日経ビジネス オンライントップ>企業・経営>新しい経済の教科書
TPP、制度改革…、“平清盛”的「国富論」が日本を救う

八代尚宏・国際基督教大学客員教授インタビュー(1)

2012年4月23日 月曜日 広野 彩子

「新しい経済の教科書 2012」で、新自由主義者としてケインズ批判を展開した八代尚宏・国際基督教大学客員教授。学説論争にとどまらず、現在の政府の失敗についても舌鋒鋭く批判を展開しています。デフレ脱却のためには、金融政策や規制緩和だけでなく、耕作放棄地への規制強化なども含めた抜本的な構造改革を進めよ、と主張。八代教授による新自由主義的な構造改革論について、2回に分けてお届けします。(聞き手は広野彩子)

昨年、『新自由主義の復権』(中公新書)という本を出版されました。政府の失敗に深い問題意識を持っておられます。

八代:新自由主義とは一般に誤解されているような自由放任主義ではなく、市場機能を適正に働かせるための政府の役割を重視したものです。日本では経済成長率が平均1%弱の経済停滞がもう20年も続いています。現政権は再分配政策には熱心ですが、その原資となる所得を増やすための成長戦略への関心が薄い。何のために経済を活性化する必要があるのかと言えば、何よりも雇用を増やすためです。新規雇用が増えなければ、雇用を保障されていない一番弱い人が犠牲になる。

 識者の間では金融・財政政策などが不十分なために経済が停滞しているという説が多いようです。しかし、私は、マクロ経済政策の失敗よりも、経済社会環境の大きな変化への対応の遅れが原因と考えます。特に1990年代前半には、旧社会主義圏の市場経済化や中国経済の発展などにより、世界的な市場競争が強まったにもかかわらず、過去の成功体験にこだわり、何もしなかった「政策の不作為」が大きな要因です。

平清盛は、自由貿易の発想を持つリーダーだった


八代 尚宏(やしろ・なおひろ)
国際基督教大学客員教授。国際基督教大学教養学部、東京大学経済学部卒業後、経済企画庁(現内閣府)入庁。1981年、米メリーランド大学経済学博士(Ph.D.)経済協力開発機構(OECD)主任エコノミスト、上智大学国際関係研究所教授、日本経済研究センター理事長などを経て現職。最近の著作に『新自由主義の復権』(中公新書)がある。
(写真:菅野 勝男)
 80年代までの日本は、先進国の中で、高い経済成長率、低い物価上昇率と失業率という高いパフォーマンスで優れた経済運営として持ち上げられていました。その驕りから、90年代以降の長期経済停滞の下でも、ひたすら耐えていれば、いずれ台風一過のように、古き良き時代に戻れるかのような甘い期待で改革を怠ってしまいました。しかし今、人口が減少期に入り、高齢化も急速なスピードで進んでいる中で、それに対応した政策に変えなければいけない状況に追い込まれています。

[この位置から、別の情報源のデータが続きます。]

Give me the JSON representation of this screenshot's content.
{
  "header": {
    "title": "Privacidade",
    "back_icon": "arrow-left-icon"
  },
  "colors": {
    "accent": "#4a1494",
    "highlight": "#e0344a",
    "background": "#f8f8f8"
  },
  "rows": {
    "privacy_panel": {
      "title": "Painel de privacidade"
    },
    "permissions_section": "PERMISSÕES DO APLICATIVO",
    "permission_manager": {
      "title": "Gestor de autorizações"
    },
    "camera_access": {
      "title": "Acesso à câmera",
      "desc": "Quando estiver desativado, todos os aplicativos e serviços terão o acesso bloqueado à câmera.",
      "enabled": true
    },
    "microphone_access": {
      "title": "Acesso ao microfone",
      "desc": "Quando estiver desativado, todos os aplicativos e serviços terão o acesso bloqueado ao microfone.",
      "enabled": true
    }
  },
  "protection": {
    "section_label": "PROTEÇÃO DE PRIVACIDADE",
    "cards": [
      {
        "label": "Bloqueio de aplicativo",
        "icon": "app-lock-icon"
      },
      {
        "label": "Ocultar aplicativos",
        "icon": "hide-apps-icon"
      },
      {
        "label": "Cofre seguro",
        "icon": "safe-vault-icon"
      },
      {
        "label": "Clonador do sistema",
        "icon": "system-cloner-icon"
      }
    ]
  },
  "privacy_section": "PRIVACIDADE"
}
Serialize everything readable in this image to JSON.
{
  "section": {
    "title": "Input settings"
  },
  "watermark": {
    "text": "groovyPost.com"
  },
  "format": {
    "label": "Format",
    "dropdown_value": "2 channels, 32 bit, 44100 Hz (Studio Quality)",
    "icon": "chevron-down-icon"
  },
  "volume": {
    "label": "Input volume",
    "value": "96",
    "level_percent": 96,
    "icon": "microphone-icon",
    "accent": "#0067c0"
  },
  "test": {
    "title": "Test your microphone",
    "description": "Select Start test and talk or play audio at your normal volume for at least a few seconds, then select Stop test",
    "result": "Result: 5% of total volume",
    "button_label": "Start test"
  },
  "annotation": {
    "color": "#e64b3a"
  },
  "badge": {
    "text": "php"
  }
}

 例えばTPP(環太平洋経済連携協定)への参加について、世論を二分するかのように反対が多いという事実が、今の日本の閉塞的な状況をよく表しています。戦後の日本ほど、世界の自由貿易体制の恩恵を受けた国はなく、それをさらに進めることは、これまでの日本がずっと追求してきた政策で、最近になって突然そう変えたわけではありません。世界経済の一体化が進む中で、主要国の国内制度の共通化も必要です。交渉に応じたら米国に蹂躙されるから入らないという選択肢は、国際化の時代には通用しません。もっとも、外圧を受けるまで必要な国内制度の改革を怠ってきた日本政府にその責任の一端もあります。

ルールを時代に合わせるような施策で需要は喚起できるという考え方ですか?

八代:需要は市場の拡大を通じて喚起されます。一番簡単に市場を拡大させるのは貿易自由化です。多くの国と取引をすればお互いに輸出と輸入が増え、市場規模が拡大する。これは外国とだけでなく、保護主義の蔓延している非製造業分野でも「国内市場の中での自由貿易」への改革の余地は大きいのです。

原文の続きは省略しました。